Thursday, May 26, 2016

Young Entrepreneurs at Trinity University

Cole Evans rehearses his lines for an Under Amour
entrepreneurship commercial in Trinity’s
Center for the Sciences & Innovation
Photos by Nate Borchers 
By Nate Borchers

When Cole Evans started college at Trinity two years ago, he already had in mind a business idea.

“Coming into college I really knew that I wanted to pursue a business degree mainly because how seriously I was taking the idea of launching Plova,” said Evans. Plova is Evans’ vision of a chewing gum that can replace brushing teeth, designed for businessmen or students on the go who don’t have time to brush teeth.

Evans took this idea to the Cupid’s Cup-Under Armour Entrepreneurship Competition, hosted at the University of Maryland last year. Competing with more than 500 businesses and despite being by far the youngest team, Plova made it to the finals.

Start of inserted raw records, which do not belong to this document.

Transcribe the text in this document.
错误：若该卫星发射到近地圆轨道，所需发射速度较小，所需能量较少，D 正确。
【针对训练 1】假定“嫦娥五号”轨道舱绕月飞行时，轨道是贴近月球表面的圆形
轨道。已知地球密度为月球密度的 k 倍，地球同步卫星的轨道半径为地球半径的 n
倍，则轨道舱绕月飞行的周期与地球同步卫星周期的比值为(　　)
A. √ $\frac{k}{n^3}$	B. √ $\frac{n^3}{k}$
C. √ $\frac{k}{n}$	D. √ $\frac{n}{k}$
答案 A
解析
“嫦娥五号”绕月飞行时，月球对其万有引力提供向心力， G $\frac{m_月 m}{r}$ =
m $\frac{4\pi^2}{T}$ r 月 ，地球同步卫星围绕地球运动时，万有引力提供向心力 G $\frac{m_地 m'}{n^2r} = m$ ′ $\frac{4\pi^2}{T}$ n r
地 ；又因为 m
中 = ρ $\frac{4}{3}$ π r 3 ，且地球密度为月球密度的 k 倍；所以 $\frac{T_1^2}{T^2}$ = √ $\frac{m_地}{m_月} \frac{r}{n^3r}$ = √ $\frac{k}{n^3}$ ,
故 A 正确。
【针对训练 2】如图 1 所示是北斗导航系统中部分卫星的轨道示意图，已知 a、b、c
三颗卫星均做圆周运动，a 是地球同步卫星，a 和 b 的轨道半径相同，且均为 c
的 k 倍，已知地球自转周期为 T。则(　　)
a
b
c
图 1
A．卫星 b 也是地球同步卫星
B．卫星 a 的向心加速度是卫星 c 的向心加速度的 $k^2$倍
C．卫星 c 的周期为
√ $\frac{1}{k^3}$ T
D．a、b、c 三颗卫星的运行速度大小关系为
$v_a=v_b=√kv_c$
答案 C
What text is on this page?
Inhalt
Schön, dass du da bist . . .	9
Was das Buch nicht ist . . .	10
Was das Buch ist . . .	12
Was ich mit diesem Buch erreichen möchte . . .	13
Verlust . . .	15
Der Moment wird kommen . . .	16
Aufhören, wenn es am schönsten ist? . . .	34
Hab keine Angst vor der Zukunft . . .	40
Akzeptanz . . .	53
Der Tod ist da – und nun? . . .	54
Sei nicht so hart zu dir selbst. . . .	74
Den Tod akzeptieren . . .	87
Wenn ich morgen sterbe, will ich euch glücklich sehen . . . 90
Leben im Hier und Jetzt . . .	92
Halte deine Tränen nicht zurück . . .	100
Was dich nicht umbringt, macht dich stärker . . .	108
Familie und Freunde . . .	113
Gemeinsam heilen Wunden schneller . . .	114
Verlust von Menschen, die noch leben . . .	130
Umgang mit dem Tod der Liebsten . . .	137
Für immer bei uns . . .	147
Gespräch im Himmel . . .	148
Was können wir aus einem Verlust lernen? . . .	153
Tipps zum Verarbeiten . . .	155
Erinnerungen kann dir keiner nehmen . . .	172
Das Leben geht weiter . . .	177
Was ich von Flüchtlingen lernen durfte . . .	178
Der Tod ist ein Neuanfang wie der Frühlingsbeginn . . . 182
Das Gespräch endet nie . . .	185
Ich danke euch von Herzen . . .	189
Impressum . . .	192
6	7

“Pitching Plova to a room full of some of the most respected businessmen in the world was by far the most nerve-wracking experience I’ve ever had,” said Evans. “But luckily I had given the pitch hundreds of times to friends, professors and other investors that it was almost like muscle memory once I got up on stage, and in the end I think it went pretty well.”

“Pretty well” is perhaps an understatement, since the founder and CEO of Under Armour Kevin Plank rose from his seat and started throwing out to everyone in the audience the Plova gum that Evans was pitching.

Eventually, Evans’ start-up took the third place behind a coffee and tea product from a team at University of Maryland and a cricket chips project out of Harvard that had already amassed $1 million in sales. A nice consolation prize, however, was Under Armour tapping Evans as the Best Entrepreneur and granting him $5,000 to continue his work with Plova.

Although not every student coming to college with a start-up in mind, Evans certainly is not the only student entrepreneur at Trinity. Manny Menezes, who also majored in business and just graduated in May, is one of those students who became burgeoning entrepreneurs after being influenced by people at Trinity.

About a year ago, one of his close friends asked him to be a “business partner." “Together we have scoured over many different initiatives, and finally decided to roll with the one that we thought would be the most interesting and beneficial,” Menezes said. 

Manny Menezes works a booth in the Coates University
Center for the Coalition For Respect
That initiative? A social media platform called “We Don’t Fit In,” for people, including but not limited to, the millennials, who “seek positivity in a world filled with so much negativity,” Menezes said.

“We are all different and have different interests, goals, and aspirations that make us unique, and we want to encourage people to follow those dreams despite what others may think or say,” he added.

Menezes and his friends are working to launch a YouTube-like website, posting positive videos, quotes, blogs, and other content that expresses the idea of not fitting in.

“We will like to include rising, authentic music artists from a variety of genres from which to pull music videos. Eventually we would like people to submit content that they find or want to post, much like a feed from Twitter/Facebook,” he said.

The idea for such a social media platform was partly influenced by Menezes’ involvement with Coalition for Respect, a student organization that raises awareness about sexual assault.

Menezes and Evans have also involved in sports at Trinity. Menezes was a standout defensive back for the football squad for four years, and Evans spent his freshman year playing both soccer and golf for the university. 

Both Menezes and Evans regarded family and school as some of the primary forces that encouraged them to pursue their business ideas. “Trinity has helped us on many levels,” says Menezes. “Simply going to a great school that forces you to work hard and solve problems has provided us with the confidence in problem solving.”

Heading into the summer, both Menezes and Evans plan to continue working with their startups in their respective hometowns, San Antonio, Texas and Denver, Colorado. Freshly out of college, Menezes will have to juggle managing “We Don’t Fit In” with other endeavors. Evans, on the other hand, plans to commit to Plova full-time by taking a semester off in order to continue the company’s progress.